In March, nine people were killed in Kompong Thom province after a truck hit their trailer, and in Kompong Speu, a car crash killed four in January.
Preap Chanvibol, chief of the Interior Ministry’s road safety department, said traffic deaths have spiked at 1,076 during the first half of this year, an increase of 135 compared to the same period last year, when 941 people died in traffic.
“The first six months of this year, deaths have increased because of high speed accidents and drivers drinking alcohol,” he said.
Between 2009 and 2010, traffic fatalities increased from 1,717 to 1,816.
Mr Chanvibol said that on average, about five people die in traffic every day, while between 20 and 30 people are injured.

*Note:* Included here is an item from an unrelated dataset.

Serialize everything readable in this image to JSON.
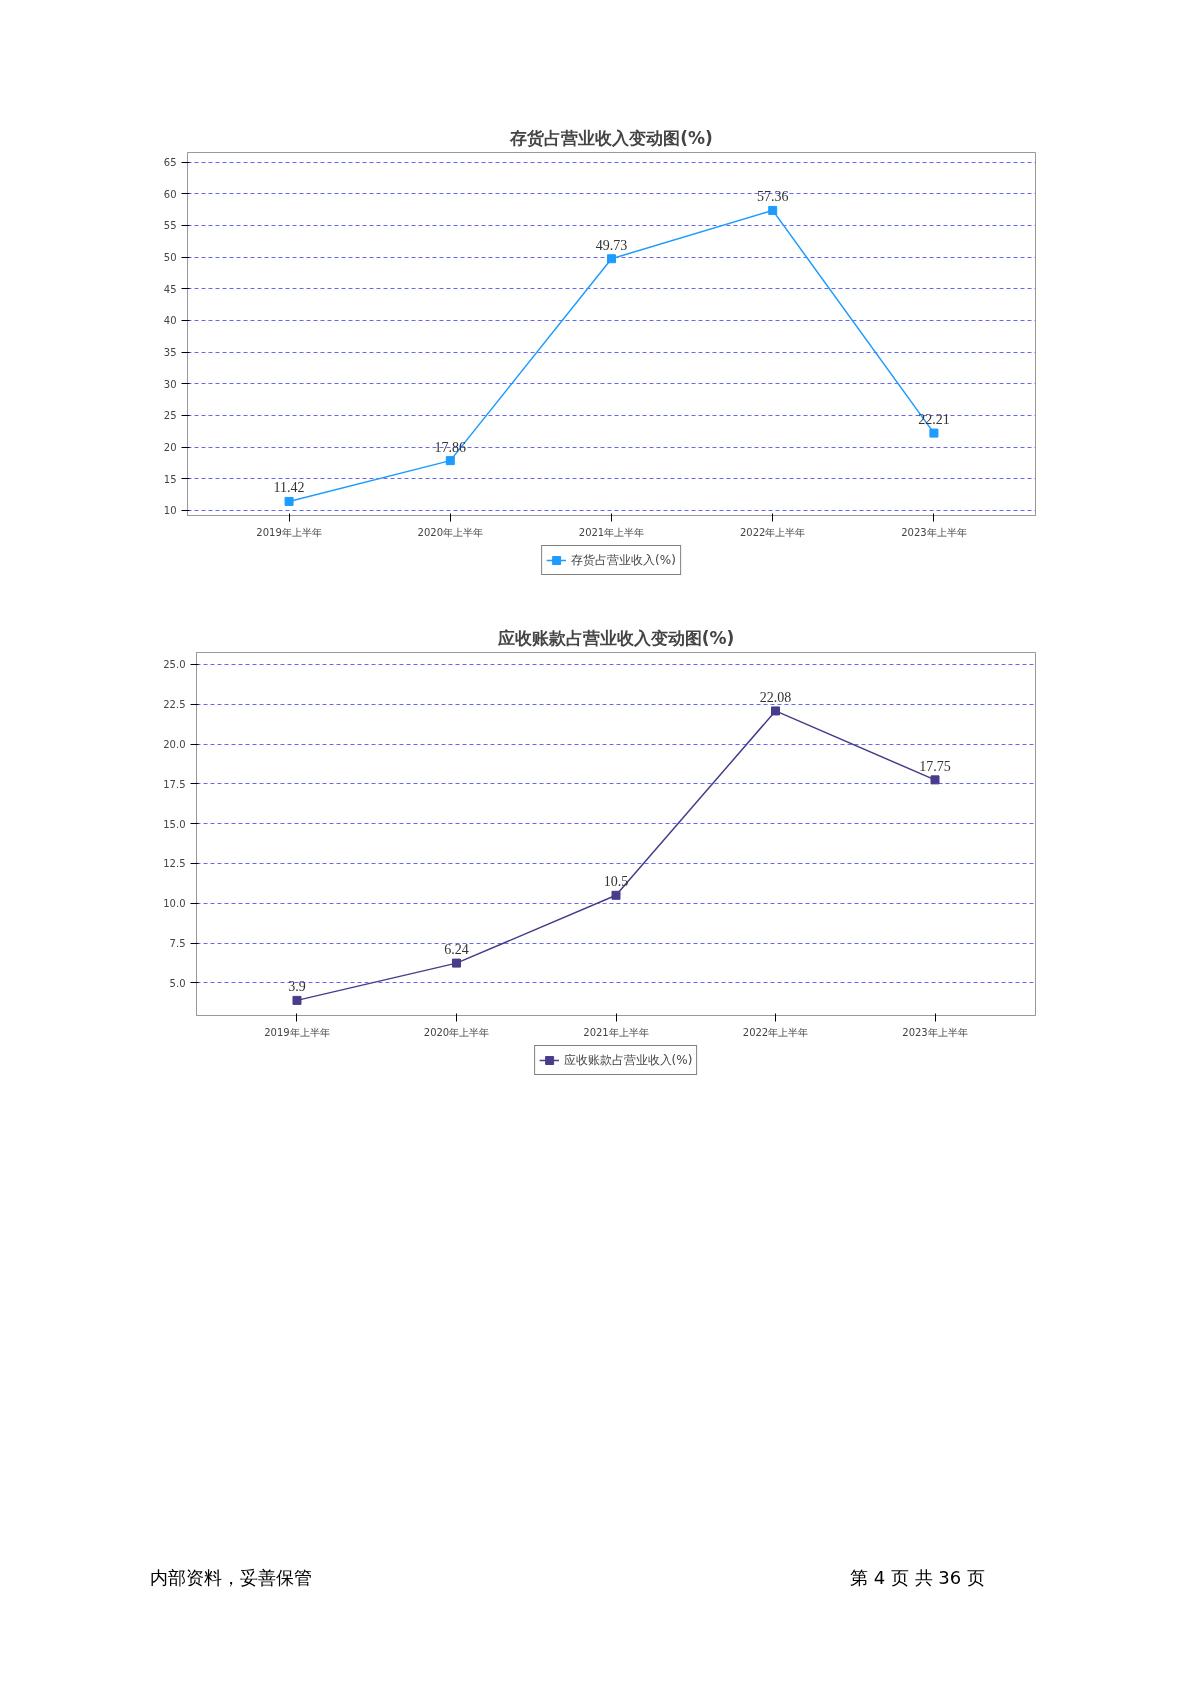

He said the jump in serious accidents this year worried officials.
“We are concerned about these serious accidents…which have left five to 10 people dead throughout the provinces,” he said, adding that police have begun stepping up traffic law enforcement.

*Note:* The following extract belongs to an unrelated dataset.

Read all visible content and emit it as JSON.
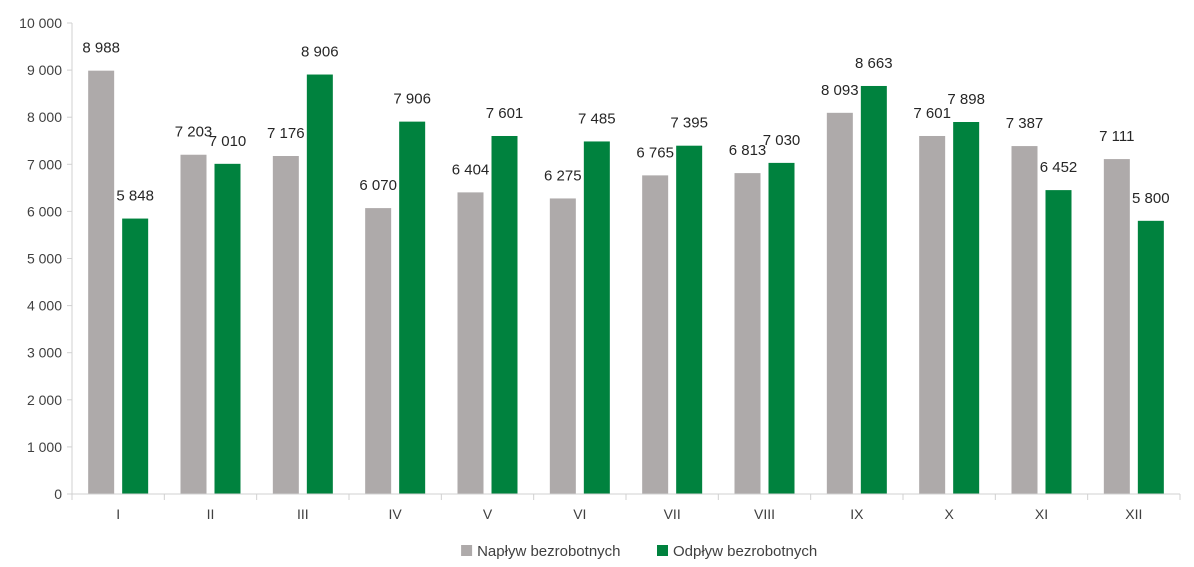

Sann Socheata, road safety manager at Handicap International, said she had no data at hand to confirm a spike in traffic deaths this year. However, she stressed that the Interior Ministry’s numbers “would be a huge increase. If it’s accurate, that’s really alarming.”
She said the rise in fatalities was a result of Cambodia’s improved road network and the growing number of vehicles, adding that a drop in helmet use at night and drunk driving were major direct causes of death.
Ms Socheata said more should be done to improve road safety, adding that the rising human and financial costs of traffic accidents were “a big issue to alert the government and everybody.”
“From year to year, the number of deaths from crashes keep increasing, injuries too,” she said, adding that damage from accidents also keeps mounting and totaled $248 million and $279 million in 2009 and 2010, respectively.
By comparison, funds reserved for road safety remained small, she said, as the government and its donors together spent about $1 million on road safety in 2009.